Currently, the price is between 2130 and 2160. This rally is mainly driven by geopolitical easing and end-of-quarter corporate buying, representing a technical oversold rebound. Sentiment is still in extreme fear, with moving averages in a bearish alignment pressing down, and a bunch of trapped positions above. How far this rebound can go is really uncertain.
Key levels I’ll highlight directly:
Resistance zone — 2120 to 2160 is a strong short-term resistance, 2200 is a weekly strong barrier. Until it breaks above these levels, it’s all short-sell opportunities.
Support zone — 2000 to 2070 is a psychological threshold. If it breaks below this, it’s very weak, and the next target could be 1950.

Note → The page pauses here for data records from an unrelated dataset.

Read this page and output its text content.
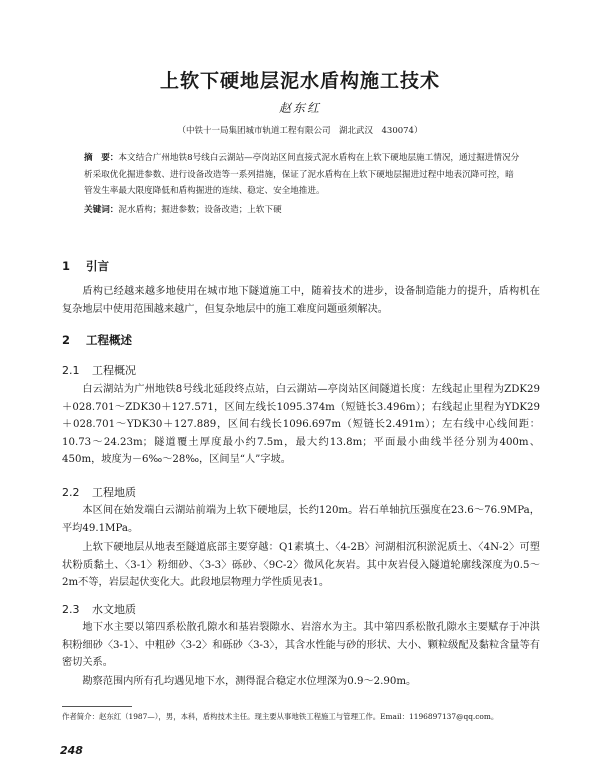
上软下硬地层泥水盾构施工技术
赵东红
（中铁十一局集团城市轨道工程有限公司　湖北武汉　430074）
摘　要：本文结合广州地铁8号线白云湖站—亭岗站区间直接式泥水盾构在上软下硬地层施工情况，通过掘进情况分析采取优化掘进参数、进行设备改造等一系列措施，保证了泥水盾构在上软下硬地层掘进过程中地表沉降可控，暗管发生率最大限度降低和盾构掘进的连续、稳定、安全地推进。
关键词：泥水盾构；掘进参数；设备改造；上软下硬
1 引言
盾构已经越来越多地使用在城市地下隧道施工中，随着技术的进步，设备制造能力的提升，盾构机在复杂地层中使用范围越来越广，但复杂地层中的施工难度问题亟须解决。
2 工程概述
2.1 工程概况
白云湖站为广州地铁8号线北延段终点站，白云湖站—亭岗站区间隧道长度：左线起止里程为ZDK29＋028.701～ZDK30＋127.571，区间左线长1095.374m（短链长3.496m）；右线起止里程为YDK29＋028.701～YDK30＋127.889，区间右线长1096.697m（短链长2.491m）；左右线中心线间距：10.73～24.23m；隧道覆土厚度最小约7.5m，最大约13.8m；平面最小曲线半径分别为400m、450m，坡度为－6‰～28‰，区间呈“人”字坡。
2.2 工程地质
本区间在始发端白云湖站前端为上软下硬地层，长约120m。岩石单轴抗压强度在23.6～76.9MPa，平均49.1MPa。
上软下硬地层从地表至隧道底部主要穿越：Q1素填土、〈4-2B〉河湖相沉积淤泥质土、〈4N-2〉可塑状粉质黏土、〈3-1〉粉细砂、〈3-3〉砾砂、〈9C-2〉微风化灰岩。其中灰岩侵入隧道轮廓线深度为0.5～2m不等，岩层起伏变化大。此段地层物理力学性质见表1。
2.3 水文地质
地下水主要以第四系松散孔隙水和基岩裂隙水、岩溶水为主。其中第四系松散孔隙水主要赋存于冲洪积粉细砂〈3-1〉、中粗砂〈3-2〉和砾砂〈3-3〉，其含水性能与砂的形状、大小、颗粒级配及黏粒含量等有密切关系。
勘察范围内所有孔均遇见地下水，测得混合稳定水位埋深为0.9～2.90m。
作者简介：赵东红（1987—），男，本科，盾构技术主任。现主要从事地铁工程施工与管理工作。Email：1196897137@qq.com。
248
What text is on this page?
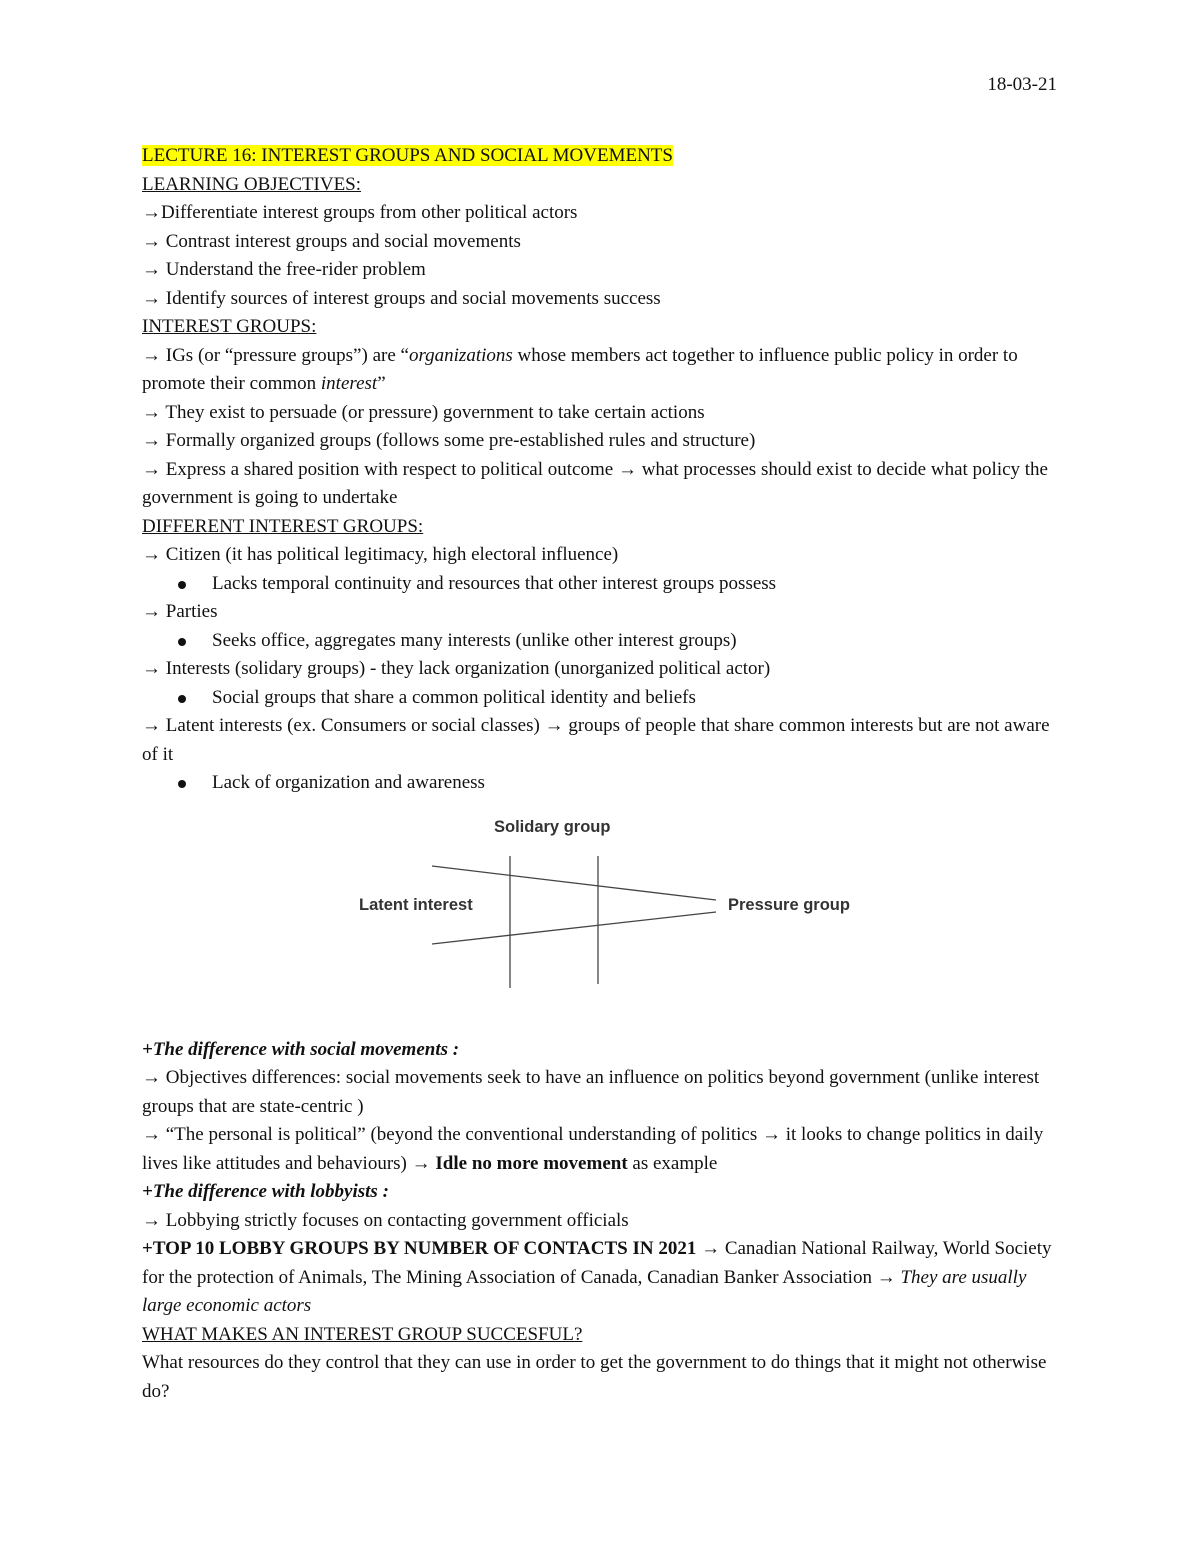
18-03-21
LECTURE 16: INTEREST GROUPS AND SOCIAL MOVEMENTS
LEARNING OBJECTIVES:
→Differentiate interest groups from other political actors
→ Contrast interest groups and social movements
→ Understand the free-rider problem
→ Identify sources of interest groups and social movements success
INTEREST GROUPS:
→ IGs (or “pressure groups”) are “organizations whose members act together to influence public policy in order to promote their common interest”
→ They exist to persuade (or pressure) government to take certain actions
→ Formally organized groups (follows some pre-established rules and structure)
→ Express a shared position with respect to political outcome → what processes should exist to decide what policy the government is going to undertake
DIFFERENT INTEREST GROUPS:
→ Citizen (it has political legitimacy, high electoral influence)
Lacks temporal continuity and resources that other interest groups possess
→ Parties
Seeks office, aggregates many interests (unlike other interest groups)
→ Interests (solidary groups) - they lack organization (unorganized political actor)
Social groups that share a common political identity and beliefs
→ Latent interests (ex. Consumers or social classes) → groups of people that share common interests but are not aware of it
Lack of organization and awareness
Solidary group
Latent interest	Pressure group
+The difference with social movements :
→ Objectives differences: social movements seek to have an influence on politics beyond government (unlike interest groups that are state-centric )
→ “The personal is political” (beyond the conventional understanding of politics → it looks to change politics in daily lives like attitudes and behaviours) → Idle no more movement as example
+The difference with lobbyists :
→ Lobbying strictly focuses on contacting government officials
+TOP 10 LOBBY GROUPS BY NUMBER OF CONTACTS IN 2021 → Canadian National Railway, World Society for the protection of Animals, The Mining Association of Canada, Canadian Banker Association → They are usually large economic actors
WHAT MAKES AN INTEREST GROUP SUCCESFUL?
What resources do they control that they can use in order to get the government to do things that it might not otherwise do?
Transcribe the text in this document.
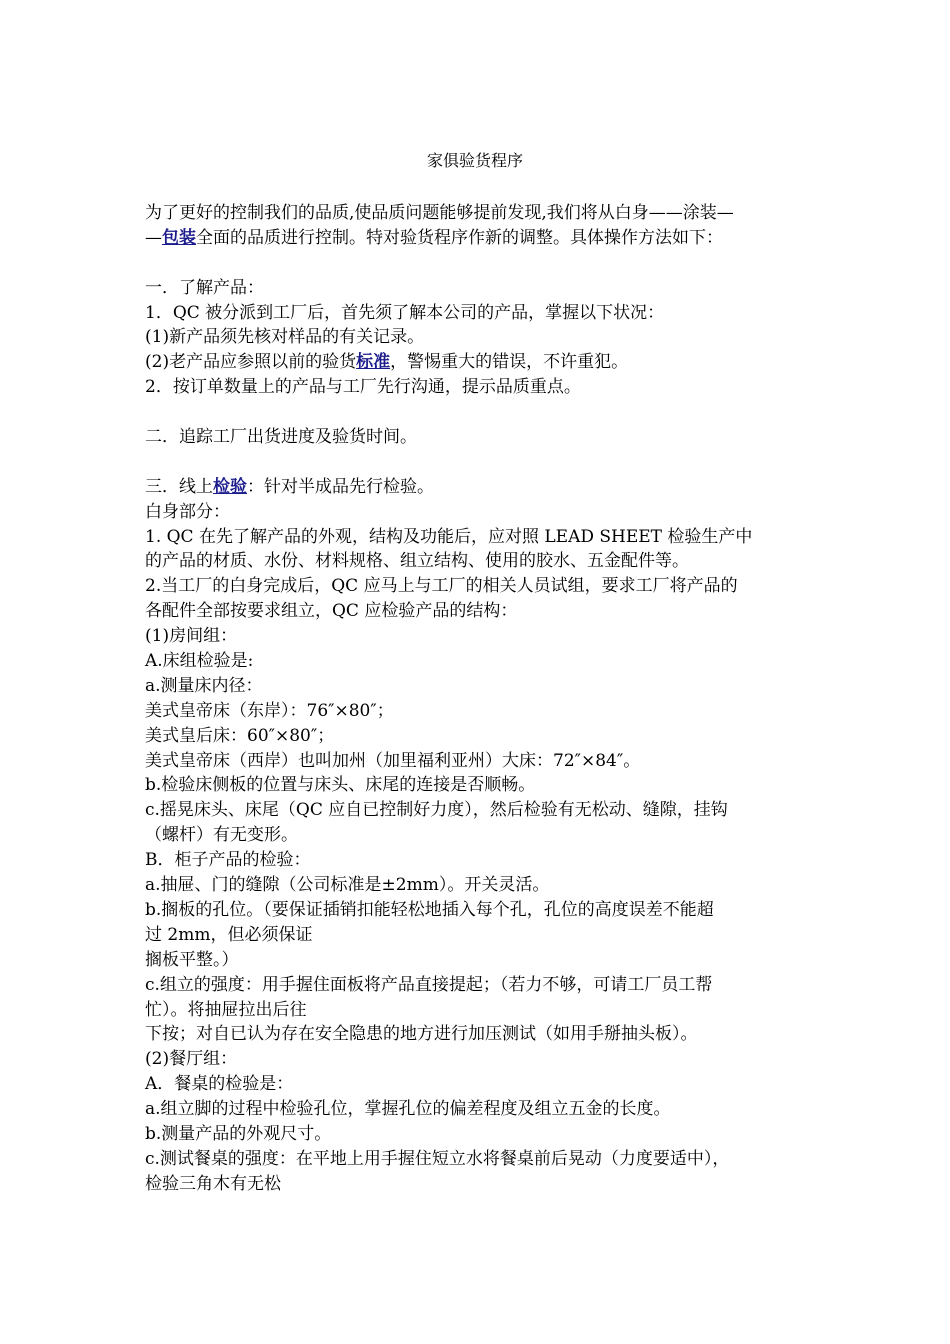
家俱验货程序
为了更好的控制我们的品质,使品质问题能够提前发现,我们将从白身——涂装—
—包装全面的品质进行控制。特对验货程序作新的调整。具体操作方法如下：
一．了解产品：
1．QC 被分派到工厂后，首先须了解本公司的产品，掌握以下状况：
(1)新产品须先核对样品的有关记录。
(2)老产品应参照以前的验货标准，警惕重大的错误，不许重犯。
2．按订单数量上的产品与工厂先行沟通，提示品质重点。
二．追踪工厂出货进度及验货时间。
三．线上检验：针对半成品先行检验。
白身部分：
1. QC 在先了解产品的外观，结构及功能后，应对照 LEAD SHEET 检验生产中
的产品的材质、水份、材料规格、组立结构、使用的胶水、五金配件等。
2.当工厂的白身完成后，QC 应马上与工厂的相关人员试组，要求工厂将产品的
各配件全部按要求组立，QC 应检验产品的结构：
(1)房间组：
A.床组检验是:
a.测量床内径：
美式皇帝床（东岸）：76″×80″；
美式皇后床：60″×80″；
美式皇帝床（西岸）也叫加州（加里福利亚州）大床：72″×84″。
b.检验床侧板的位置与床头、床尾的连接是否顺畅。
c.摇晃床头、床尾（QC 应自已控制好力度），然后检验有无松动、缝隙，挂钩
（螺杆）有无变形。
B．柜子产品的检验：
a.抽屉、门的缝隙（公司标准是±2mm）。开关灵活。
b.搁板的孔位。（要保证插销扣能轻松地插入每个孔，孔位的高度误差不能超
过 2mm，但必须保证
搁板平整。）
c.组立的强度：用手握住面板将产品直接提起；（若力不够，可请工厂员工帮
忙）。将抽屉拉出后往
下按；对自已认为存在安全隐患的地方进行加压测试（如用手掰抽头板）。
(2)餐厅组：
A．餐桌的检验是：
a.组立脚的过程中检验孔位，掌握孔位的偏差程度及组立五金的长度。
b.测量产品的外观尺寸。
c.测试餐桌的强度：在平地上用手握住短立水将餐桌前后晃动（力度要适中），
检验三角木有无松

There are only three simple and straightforward trading strategies:
1. Main idea: Sell on rebounds. When it hits 2120–2160 and shows signs of stagnation, go short. Place stop-loss above 2200, and target 2070–2000 first.
2. For those wanting to go long: Only try a small position if it retraces to 2030–2050 and shows clear stabilization. Place stop-loss firmly below 2000, take profit around 2100, and exit quickly—don’t hold on to a losing position.
3. If it drops below 2000 with high volume, forget about it—stay on the sidelines and watch. The market is likely to go lower.
Final market phrase: The trend is bearish, and rebounds are just opportunities to get out of trouble, not to chase higher. Until it breaks above 2200, treat all rebounds as traps. Strictly control your position size and stop-losses—don’t hold onto losing trades.